До сих пор перед моими глазами этот символ «перевоспитания» — человек, превратившийся в отхожее место. Так его и звали.
— Это ты видел? — спросил меня сосед по нарам. Он размотал лохмотья на ноге. Я посмотрел и отвернулся: из многочисленных ранок на ноге сочился желтовато-красный гной.
— Тебя не лечат? — спросил я.
— Это цинга, — ответил он. — Лекпом дает мазь, да разве она помогает? С этим в больницу не направляют.
Это был заживо гниющий человек — живой труп.
В моем бараке был капитан советской армии. Молодой, веселый парень. Он служил на советской военной базе в Литве до «июньской революции».

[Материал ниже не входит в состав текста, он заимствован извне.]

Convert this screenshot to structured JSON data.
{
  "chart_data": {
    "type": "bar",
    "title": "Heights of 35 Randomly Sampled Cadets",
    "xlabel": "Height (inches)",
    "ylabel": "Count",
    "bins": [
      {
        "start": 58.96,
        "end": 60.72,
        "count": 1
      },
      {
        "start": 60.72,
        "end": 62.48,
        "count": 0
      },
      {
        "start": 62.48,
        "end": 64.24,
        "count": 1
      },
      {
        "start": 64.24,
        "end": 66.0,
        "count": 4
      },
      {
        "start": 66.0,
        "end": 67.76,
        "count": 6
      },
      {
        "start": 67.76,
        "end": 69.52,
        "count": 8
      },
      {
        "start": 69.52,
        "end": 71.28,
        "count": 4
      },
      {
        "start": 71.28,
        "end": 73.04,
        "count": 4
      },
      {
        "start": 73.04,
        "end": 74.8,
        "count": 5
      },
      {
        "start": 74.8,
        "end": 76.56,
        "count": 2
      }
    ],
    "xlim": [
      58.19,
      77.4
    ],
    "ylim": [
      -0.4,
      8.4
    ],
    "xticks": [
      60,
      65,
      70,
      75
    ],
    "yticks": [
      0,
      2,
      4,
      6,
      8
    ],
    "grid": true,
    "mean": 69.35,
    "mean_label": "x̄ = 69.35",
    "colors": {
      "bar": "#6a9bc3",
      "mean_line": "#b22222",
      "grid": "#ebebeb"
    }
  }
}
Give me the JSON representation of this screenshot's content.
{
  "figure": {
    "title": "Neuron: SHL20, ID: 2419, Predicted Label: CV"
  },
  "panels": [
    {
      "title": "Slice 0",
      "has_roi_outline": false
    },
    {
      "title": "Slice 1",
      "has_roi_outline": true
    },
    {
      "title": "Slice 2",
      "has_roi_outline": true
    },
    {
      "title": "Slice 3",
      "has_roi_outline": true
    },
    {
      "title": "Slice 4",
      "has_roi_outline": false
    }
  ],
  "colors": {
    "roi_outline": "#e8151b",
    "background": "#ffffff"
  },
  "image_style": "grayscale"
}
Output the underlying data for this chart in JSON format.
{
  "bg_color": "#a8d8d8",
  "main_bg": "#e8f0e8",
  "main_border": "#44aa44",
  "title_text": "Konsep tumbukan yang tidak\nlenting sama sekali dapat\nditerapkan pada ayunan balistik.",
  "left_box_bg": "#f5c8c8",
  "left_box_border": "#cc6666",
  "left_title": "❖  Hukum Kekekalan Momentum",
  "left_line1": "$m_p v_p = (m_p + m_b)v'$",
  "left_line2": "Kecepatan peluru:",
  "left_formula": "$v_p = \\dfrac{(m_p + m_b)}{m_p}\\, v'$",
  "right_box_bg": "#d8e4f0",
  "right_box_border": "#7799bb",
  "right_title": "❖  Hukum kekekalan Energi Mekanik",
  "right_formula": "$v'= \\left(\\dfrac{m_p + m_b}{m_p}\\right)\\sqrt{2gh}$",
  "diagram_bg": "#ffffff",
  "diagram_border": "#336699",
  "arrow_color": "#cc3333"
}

— Я получил пять лет, — рассказал он, — за опоздание из отпуска. Я действительно затянул отпуск на двадцать четыре часа. Был с друзьями. Каждый вечер мы ходили в рестораны Вильнюса и Каунаса. Наслаждались жизнью. В любом ресторане чисто, красиво. Официанты обслуживают вежливо, уютно, тепло. Ну, выпили немножко, как без этого? Опоздал с возвращением в часть и получил. Но я не раскаиваюсь. Вы ведь не знаете, как советский человек тоскует по уединению. Мы никогда не можем остаться наедине с собой. Едим в столовке. Вечно полно народу, сидим десятками за длинными столами, всегда торопимся. Кончил? Уступи место другому. Спим в большой комнате общежития, рядом чужие. Даже в семейной жизни нет уюта. Почти все квартиры коммунальные. Как хочется иногда советскому человеку остаться наедине с собой, со своей семьей! Но как это сделать? Поэтому можешь мне поверить: те дни в Вильнюсе и Каунасе были лучшими в моей жизни. Я готов пойти на сделку: пусть мне дадут пожить там у вас, и я готов за каждый месяц такой жизни провести год в лагере… Да, еще пять лет лагеря за пять месяцев такой жизни!